Glass transition in systems without static correlations: a microscopic theory

TL;DR

This paper develops a microscopic theory predicting a glass transition in systems with trivial static correlations, exemplified by hard rods on lattices, highlighting a feedback mechanism that causes relaxation slowdown.

Contribution

It introduces a self-consistent equation for rotational diffusion in a static correlation-free system, predicting a continuous ergodicity-breaking transition.

Findings

Predicts a critical rod length for glass transition on different lattices.

Shows the diffusion constant vanishes at the transition with a linear exponent.

Identifies diverging time scales near the transition point.

Abstract

We present a first step toward a microscopic theory for the glass transition in systems with trivial static correlations. As an example we have chosen N infinitely thin hard rods with length L, fixed with their centers on a periodic lattice with lattice constant a.
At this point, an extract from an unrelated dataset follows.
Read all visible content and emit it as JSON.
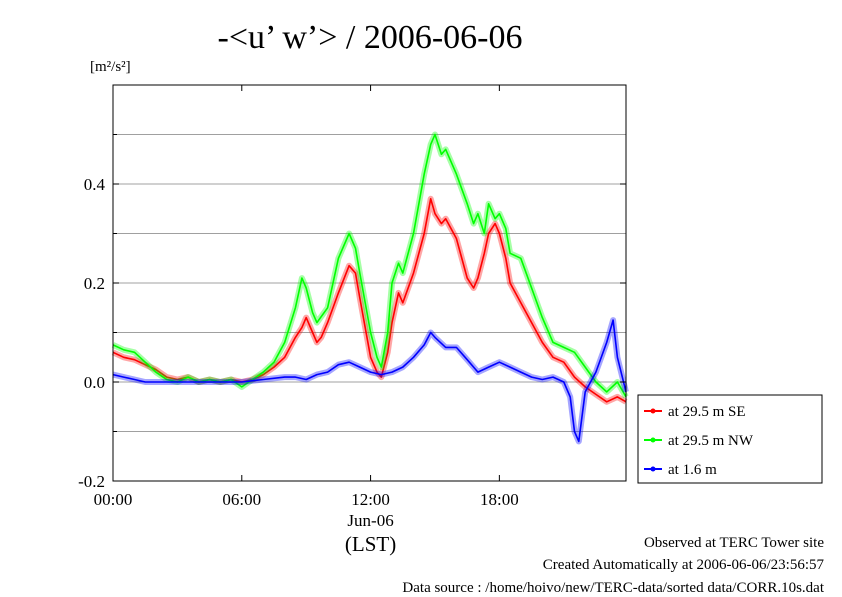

Starting from the N-rod Smoluchowski equation we derive a coupled set of equations for fluctuations of reduced k-rod densities. We approximate the influence of the surrounding rods onto the dynamics of a pair of rods by introduction of an effective rotational diffusion tensor D and in this way we obtain a self-consistent equation for D. This equation exhibits a feedback mechanism leading to a slowing down of the relaxation. It involves as an input the Laplace transform v_0(l/r) at z=0, l=L/a, of a torque-torque correlator of an isolated pair of rods with distance R=ar. Our equation predicts the existence of a continuous ergodicity-breaking transition at a critical length l_c=L_c/a. To estimate the critical length we perform an approximate analytical calculation of v_0(l/r) based on a variational approach and obtain l_c^{var}=5.68, 4.84 and 3.96 for an sc, bcc and fcc lattice. We also evaluate v_0(l/r) numerically exactly from a two-rod simulation. The latter calculation leads to l_c^{num}=3.45, 2.78 and 2.20 for the corresponding lattices. Close to l_c the rotational diffusion constant decreases as D(l) ~ (l_c - l)^\gamma with \gamma=1 and a diverging time scale t_\epsilon ~ |l_c - l|^{-\delta}, \delta=2, appears. On this time scale the t- and l-dependence of the 1-rod density is determined by a master function depending only on t/t_\epsilon. In contrast to present microscopic theories our approach predicts a glass transition despite the absence of any static correlations.